First Judaica & Judaic Firsts: The Bologna Pentateuch
To the great university city of Bologna belongs the distinction of being the place of publication of the first printed Hebrew Pentateuch, dated January 25, 1482. The text is in large, clear square letters, with the Targum (Aramaic translation) at its side and the commentary of the most favored of Bible commentators, Rashi, in cursive rabbinic type. The publisher, "who organized the entire enterprise as well as financed it with his own silver and gold," was Joseph ben Abraham Caravita.
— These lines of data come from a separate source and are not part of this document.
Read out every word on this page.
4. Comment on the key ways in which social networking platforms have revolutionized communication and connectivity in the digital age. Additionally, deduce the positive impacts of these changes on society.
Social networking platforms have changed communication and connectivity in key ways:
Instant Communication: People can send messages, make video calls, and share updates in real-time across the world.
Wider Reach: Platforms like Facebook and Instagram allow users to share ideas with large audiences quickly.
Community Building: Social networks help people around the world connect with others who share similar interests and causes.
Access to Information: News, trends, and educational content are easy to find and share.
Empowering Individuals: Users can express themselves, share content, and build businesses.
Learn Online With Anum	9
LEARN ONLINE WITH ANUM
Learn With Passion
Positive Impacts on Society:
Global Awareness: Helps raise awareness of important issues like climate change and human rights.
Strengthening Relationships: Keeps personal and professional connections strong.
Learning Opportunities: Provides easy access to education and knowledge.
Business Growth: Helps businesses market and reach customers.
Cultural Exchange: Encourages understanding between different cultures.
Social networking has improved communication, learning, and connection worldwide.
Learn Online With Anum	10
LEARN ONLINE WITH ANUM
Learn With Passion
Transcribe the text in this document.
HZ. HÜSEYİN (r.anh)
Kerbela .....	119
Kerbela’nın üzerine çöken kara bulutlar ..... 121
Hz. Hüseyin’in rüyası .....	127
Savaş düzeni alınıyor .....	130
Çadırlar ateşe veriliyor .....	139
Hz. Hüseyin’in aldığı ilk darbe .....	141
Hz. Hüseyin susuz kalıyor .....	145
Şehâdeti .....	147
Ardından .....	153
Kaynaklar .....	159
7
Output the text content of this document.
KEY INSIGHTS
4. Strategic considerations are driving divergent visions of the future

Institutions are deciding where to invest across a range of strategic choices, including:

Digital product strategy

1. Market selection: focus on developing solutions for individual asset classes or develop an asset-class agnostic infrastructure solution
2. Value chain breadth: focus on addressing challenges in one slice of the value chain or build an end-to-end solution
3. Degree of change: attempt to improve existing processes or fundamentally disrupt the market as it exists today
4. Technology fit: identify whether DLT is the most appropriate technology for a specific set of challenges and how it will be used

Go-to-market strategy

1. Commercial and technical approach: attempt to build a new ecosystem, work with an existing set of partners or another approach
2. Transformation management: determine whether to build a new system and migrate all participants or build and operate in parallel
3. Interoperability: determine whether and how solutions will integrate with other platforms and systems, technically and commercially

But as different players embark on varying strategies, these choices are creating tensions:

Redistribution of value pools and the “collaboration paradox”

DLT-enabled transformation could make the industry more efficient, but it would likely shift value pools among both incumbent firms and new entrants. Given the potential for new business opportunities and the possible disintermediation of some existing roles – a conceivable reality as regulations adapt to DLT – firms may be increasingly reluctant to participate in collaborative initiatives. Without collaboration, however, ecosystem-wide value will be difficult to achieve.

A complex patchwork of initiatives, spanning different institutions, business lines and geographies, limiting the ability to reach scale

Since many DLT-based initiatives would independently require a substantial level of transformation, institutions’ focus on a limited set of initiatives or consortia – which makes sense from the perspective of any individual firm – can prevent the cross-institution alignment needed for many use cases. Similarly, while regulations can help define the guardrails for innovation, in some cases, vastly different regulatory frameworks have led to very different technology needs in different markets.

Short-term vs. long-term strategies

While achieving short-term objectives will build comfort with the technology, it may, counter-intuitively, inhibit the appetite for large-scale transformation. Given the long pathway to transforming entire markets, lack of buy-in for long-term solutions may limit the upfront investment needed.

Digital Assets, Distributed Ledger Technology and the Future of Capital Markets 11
The printer was Abraham ben Hayyim de Tintori of Pesara, "who had no rival in all the world as a master of the printer's craft." The editor was Yosef Hayyim ben Aaron of Strasbourg, from whom we derive this information about his colleagues, and who promises, "he who will purchase of these volumes will be pleased, and he who will study diligently of them will be blessed with progeny and length of days."
The Library's copy is printed on vellum and has the distinction of having once belonged to Giovanni Bernardo De Rossi (1742-1831), the Italian Christian Hebraist and bibliographer. His library of Jewish literature, of 1,432 manuscripts and 1,442 printed books (including unique incunabula) now in the Palatine library in Parma, is one of the most valuable ever assembled. De Rossi's signature appears on the last leaf.